Holiday Newsletter Tips
If you get writer's cramp penning greetings or letters to send with your Christmas cards, you may find it easier to create Christmas or holiday newsletters on your computer. Are you still resisting this method? Keep in mind that there are many ways to make them more interesting. Here are several tips that will make your holiday newsletter personable and fun to read.
Write notes first! Make a compilation of the events that occurred within the last year that you wish to include. It's a good idea to ask family members for their input or you may inadvertently leave out something important. Another way to jog your memory is to look at the most recent pictures in your photo album.
Pick Your Topics
Good topics include family vacations, job promotions, special occasions, or baby's first step. To prevent it from being the annual "brag letter," keep it short and add a little humor. For example, instead of "We traveled all over the United States in our new, expensive motor home decked out with all of the extras" would be better put it you state that "We got to see much more of the United States in our new motor home. It's definitely a step up from the old one that was falling apart!" As you can see, how you put it makes an incredible difference.
Bad things do happen. Although holiday newsletters should be uplifting, some things can't be ignored. You can mention illnesses and mishaps, but don't elaborate on blood tests and surgical procedures. A death in the family can be acknowledged with statements that express your loss but also convey happy feelings of remembrance. Consider this: "Sadly, Aunt Betty passed away last February after a long illness.
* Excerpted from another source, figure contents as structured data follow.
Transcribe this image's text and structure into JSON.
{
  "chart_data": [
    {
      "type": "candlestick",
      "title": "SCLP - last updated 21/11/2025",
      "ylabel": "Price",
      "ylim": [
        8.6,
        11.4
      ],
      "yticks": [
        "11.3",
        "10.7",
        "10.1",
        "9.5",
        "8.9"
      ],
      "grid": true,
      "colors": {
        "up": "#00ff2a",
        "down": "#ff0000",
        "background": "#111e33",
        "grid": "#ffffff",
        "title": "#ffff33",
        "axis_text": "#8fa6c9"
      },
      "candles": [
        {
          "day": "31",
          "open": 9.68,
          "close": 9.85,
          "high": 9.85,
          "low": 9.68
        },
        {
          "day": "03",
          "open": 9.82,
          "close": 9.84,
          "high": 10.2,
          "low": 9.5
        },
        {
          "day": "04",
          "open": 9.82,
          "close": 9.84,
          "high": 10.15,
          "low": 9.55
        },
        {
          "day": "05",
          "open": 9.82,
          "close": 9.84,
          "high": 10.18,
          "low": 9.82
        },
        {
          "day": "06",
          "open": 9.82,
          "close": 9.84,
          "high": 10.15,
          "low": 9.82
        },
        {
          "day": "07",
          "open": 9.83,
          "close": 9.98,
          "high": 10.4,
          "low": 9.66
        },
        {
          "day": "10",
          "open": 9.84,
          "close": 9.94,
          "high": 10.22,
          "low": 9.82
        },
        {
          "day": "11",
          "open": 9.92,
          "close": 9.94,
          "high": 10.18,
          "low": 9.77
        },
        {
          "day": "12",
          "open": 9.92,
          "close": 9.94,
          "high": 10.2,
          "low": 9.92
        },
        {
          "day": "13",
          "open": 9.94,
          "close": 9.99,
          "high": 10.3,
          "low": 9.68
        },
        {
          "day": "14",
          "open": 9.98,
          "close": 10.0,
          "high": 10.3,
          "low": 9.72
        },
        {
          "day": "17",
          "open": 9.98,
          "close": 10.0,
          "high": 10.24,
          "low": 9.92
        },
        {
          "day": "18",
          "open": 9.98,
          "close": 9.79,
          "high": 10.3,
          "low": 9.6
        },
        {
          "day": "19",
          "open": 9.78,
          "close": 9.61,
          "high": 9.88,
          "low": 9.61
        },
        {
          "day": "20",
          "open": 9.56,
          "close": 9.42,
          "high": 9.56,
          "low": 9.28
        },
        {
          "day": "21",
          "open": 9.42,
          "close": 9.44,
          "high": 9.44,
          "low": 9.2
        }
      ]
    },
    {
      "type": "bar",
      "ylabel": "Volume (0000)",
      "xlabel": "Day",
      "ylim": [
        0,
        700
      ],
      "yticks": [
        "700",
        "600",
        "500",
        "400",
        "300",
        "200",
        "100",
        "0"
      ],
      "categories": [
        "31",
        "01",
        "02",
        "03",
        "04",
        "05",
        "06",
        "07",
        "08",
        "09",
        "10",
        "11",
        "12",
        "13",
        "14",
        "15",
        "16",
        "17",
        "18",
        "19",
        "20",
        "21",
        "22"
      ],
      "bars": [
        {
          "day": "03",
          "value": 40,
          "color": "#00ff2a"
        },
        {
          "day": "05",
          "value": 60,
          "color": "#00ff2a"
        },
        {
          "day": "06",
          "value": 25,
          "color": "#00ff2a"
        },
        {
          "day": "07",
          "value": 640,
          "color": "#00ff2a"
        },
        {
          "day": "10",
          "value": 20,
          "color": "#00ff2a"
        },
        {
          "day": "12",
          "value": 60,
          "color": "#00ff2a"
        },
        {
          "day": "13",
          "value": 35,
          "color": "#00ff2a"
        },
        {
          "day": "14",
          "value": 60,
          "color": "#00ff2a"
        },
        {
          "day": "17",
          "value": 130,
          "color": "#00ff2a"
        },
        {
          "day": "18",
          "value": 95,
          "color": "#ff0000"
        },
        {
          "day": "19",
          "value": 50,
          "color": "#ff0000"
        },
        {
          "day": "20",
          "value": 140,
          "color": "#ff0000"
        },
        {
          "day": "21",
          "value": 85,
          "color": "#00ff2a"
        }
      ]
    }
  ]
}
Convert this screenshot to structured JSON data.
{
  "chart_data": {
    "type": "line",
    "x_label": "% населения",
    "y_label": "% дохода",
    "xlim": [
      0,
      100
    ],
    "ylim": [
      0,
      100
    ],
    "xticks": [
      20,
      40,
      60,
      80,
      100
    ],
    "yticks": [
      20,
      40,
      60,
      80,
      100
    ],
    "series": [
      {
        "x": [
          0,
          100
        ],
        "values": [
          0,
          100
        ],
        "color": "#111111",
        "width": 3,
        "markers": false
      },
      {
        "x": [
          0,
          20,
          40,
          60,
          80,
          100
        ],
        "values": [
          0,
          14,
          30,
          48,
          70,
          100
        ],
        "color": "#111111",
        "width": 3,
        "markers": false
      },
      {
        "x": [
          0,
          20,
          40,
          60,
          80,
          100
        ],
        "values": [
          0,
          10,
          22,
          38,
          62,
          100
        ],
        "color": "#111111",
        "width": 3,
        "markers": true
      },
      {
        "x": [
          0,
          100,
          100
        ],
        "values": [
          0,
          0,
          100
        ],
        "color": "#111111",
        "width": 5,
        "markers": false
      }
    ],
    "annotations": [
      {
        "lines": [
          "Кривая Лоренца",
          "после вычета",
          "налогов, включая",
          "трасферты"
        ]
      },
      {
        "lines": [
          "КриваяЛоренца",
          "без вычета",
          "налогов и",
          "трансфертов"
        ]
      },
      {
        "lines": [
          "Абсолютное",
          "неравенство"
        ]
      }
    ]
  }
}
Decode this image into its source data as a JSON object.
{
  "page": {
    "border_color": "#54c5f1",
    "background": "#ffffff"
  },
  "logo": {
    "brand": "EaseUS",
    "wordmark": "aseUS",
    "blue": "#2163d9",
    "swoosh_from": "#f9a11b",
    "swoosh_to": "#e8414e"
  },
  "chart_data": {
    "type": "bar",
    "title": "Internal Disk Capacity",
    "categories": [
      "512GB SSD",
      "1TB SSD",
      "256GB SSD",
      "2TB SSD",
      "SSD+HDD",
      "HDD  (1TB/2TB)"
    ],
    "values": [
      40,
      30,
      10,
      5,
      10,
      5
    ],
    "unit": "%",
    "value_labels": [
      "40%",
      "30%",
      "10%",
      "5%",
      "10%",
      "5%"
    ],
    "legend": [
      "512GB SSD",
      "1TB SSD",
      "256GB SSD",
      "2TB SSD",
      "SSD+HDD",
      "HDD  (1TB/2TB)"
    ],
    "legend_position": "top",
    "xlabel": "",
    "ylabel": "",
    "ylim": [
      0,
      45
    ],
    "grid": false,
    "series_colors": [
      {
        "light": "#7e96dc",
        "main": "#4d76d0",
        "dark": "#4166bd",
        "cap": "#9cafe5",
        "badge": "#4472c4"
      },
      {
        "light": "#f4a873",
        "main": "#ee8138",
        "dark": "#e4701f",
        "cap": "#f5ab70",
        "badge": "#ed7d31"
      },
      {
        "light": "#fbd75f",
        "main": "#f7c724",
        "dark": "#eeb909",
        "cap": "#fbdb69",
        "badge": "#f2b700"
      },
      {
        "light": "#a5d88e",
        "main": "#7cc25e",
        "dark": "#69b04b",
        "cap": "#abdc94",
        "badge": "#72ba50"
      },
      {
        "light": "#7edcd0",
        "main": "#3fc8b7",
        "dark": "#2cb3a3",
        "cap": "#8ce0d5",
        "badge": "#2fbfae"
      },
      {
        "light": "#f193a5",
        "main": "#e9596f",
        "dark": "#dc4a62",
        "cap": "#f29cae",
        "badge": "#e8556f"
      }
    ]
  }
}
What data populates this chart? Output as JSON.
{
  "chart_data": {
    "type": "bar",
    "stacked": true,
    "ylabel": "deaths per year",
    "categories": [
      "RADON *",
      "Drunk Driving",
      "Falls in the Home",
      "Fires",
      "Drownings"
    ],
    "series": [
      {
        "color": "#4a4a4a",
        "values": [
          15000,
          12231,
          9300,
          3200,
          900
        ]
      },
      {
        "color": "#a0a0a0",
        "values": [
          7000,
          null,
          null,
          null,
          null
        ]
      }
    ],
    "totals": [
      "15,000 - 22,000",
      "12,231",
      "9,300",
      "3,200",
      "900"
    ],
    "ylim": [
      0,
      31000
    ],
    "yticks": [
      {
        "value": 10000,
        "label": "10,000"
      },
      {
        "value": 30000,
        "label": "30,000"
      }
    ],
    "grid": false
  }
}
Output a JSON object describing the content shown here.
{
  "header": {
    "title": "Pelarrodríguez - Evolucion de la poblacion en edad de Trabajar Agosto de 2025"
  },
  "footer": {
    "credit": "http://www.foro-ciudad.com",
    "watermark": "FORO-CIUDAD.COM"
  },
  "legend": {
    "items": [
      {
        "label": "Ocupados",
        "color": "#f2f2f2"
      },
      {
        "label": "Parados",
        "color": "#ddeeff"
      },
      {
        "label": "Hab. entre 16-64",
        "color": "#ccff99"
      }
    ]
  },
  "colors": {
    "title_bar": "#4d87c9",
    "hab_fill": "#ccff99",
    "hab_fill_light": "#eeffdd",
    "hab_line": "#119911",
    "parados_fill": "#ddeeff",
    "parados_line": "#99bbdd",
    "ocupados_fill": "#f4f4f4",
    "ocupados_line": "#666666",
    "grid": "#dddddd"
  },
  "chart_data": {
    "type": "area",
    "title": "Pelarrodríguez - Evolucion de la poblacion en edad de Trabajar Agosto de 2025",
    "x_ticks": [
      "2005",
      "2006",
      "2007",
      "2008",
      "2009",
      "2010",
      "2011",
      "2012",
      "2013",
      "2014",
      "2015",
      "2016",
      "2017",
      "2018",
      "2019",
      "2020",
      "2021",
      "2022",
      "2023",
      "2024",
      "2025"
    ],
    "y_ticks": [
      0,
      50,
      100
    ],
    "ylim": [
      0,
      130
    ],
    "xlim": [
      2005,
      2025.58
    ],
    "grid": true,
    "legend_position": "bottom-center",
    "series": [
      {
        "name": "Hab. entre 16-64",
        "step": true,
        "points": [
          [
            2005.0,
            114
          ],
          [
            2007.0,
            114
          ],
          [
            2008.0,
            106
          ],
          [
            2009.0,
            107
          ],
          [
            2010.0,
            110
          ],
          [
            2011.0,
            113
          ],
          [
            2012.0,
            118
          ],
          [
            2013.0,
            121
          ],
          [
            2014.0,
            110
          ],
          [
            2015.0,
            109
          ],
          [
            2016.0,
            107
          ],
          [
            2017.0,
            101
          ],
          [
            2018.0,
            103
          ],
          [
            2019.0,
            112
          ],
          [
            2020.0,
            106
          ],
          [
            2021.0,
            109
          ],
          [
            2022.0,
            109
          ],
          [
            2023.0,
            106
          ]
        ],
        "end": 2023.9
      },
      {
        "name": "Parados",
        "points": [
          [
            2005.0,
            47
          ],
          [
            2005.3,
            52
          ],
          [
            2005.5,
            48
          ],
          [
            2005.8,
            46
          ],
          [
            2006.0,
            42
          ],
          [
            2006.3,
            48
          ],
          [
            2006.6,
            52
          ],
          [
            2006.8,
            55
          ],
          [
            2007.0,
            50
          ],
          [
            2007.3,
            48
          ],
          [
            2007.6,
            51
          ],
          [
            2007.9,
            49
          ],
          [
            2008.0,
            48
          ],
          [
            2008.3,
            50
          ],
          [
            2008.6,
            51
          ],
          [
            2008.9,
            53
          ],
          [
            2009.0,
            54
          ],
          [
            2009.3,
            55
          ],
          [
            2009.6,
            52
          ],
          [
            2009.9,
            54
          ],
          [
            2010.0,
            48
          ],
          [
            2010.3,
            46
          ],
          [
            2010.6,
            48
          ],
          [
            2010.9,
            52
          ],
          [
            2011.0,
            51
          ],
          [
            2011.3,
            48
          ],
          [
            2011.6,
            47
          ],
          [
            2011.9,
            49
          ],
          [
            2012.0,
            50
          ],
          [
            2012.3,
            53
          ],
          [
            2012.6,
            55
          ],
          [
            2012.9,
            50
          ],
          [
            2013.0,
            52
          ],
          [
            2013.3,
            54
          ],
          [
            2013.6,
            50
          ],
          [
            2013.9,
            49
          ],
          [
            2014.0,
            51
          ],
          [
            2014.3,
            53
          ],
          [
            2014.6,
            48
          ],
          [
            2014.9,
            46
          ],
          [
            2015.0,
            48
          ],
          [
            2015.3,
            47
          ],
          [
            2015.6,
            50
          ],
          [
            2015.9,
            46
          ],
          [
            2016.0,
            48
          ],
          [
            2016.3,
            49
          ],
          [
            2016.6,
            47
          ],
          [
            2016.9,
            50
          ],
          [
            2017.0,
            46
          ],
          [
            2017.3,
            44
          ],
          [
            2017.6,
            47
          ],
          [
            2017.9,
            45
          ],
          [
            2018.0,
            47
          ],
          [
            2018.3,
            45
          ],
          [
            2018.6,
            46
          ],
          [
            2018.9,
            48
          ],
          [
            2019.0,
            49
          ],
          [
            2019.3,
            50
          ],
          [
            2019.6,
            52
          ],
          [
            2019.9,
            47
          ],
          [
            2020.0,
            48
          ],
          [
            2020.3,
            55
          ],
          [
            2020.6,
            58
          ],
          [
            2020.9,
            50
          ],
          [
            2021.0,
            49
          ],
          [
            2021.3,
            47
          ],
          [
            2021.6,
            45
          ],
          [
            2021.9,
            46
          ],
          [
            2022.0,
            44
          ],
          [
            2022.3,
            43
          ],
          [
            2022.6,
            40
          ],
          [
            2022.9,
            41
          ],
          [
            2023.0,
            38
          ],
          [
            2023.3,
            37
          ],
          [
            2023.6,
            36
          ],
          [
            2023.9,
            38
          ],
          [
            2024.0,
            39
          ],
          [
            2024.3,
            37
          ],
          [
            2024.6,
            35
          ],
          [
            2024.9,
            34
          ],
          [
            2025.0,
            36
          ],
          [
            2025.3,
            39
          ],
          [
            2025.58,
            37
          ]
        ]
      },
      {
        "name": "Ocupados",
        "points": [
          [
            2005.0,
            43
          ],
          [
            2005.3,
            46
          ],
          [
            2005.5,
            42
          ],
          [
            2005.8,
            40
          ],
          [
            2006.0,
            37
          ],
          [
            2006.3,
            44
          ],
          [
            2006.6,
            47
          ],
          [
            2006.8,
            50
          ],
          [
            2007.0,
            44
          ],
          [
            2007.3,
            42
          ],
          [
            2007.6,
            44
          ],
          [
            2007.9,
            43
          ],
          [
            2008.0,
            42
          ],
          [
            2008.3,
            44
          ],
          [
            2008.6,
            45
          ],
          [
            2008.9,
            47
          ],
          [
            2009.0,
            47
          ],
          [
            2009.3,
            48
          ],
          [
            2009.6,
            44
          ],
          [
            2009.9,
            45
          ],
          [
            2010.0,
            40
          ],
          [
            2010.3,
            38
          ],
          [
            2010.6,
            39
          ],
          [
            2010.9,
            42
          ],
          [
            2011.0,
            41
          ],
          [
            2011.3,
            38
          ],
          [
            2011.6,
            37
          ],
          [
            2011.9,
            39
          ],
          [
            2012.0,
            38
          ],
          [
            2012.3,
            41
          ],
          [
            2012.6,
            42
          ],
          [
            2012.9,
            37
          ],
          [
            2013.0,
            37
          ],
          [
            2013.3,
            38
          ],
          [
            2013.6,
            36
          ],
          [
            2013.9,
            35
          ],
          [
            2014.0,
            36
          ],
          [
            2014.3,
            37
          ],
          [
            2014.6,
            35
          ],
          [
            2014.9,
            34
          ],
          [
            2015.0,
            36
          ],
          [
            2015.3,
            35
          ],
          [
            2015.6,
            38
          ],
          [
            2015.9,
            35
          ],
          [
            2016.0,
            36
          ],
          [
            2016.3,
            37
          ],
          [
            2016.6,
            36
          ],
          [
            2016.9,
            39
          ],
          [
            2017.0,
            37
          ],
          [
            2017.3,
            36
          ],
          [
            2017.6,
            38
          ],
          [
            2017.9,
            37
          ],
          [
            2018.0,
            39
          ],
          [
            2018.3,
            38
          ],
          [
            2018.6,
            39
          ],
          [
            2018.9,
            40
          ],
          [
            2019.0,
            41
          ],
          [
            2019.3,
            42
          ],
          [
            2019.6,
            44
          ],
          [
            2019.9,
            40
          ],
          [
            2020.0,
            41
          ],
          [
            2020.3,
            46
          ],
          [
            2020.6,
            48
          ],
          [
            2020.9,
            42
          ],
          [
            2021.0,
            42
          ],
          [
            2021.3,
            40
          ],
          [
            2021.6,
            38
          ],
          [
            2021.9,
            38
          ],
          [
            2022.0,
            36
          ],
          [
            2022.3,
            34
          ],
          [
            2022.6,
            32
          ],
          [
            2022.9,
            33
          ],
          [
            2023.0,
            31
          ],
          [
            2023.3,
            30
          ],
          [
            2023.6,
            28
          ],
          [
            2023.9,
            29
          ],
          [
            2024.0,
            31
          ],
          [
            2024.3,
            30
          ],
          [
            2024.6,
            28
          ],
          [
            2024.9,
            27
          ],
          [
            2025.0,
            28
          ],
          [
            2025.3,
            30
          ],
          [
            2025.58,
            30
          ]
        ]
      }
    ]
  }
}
We sure do appreciate the Christmas ornaments she gave us. We were reminded how generous she was when we hung them on the tree!"
Add visual elements to adorn the pages, holiday style. Many Christmas newsletter templates on the Internet have the layout and images ready to go. Or, you can make your own with a word processor or publishing program and add festive clipart. Better yet, forget the clipart and add family photos instead, complete with descriptive captions. Whatever your choice, keep it simple. Busy pages look "overdone" and distract from the message.
Make it Personable
Close your holiday newsletter with Christmas greetings and warm wishes for the upcoming New Year. You can make it more personal if you hand-write a short note at the bottom, tailored to the recipient. Does that defeat the purpose of saving time by creating a printed holiday newsletter? Not at all. You'll pack in much more information in the printed portion that otherwise wouldn't have been included and still be able to convey an intimate message. When you're through, proofread your letter for errors, address, stamp, and send.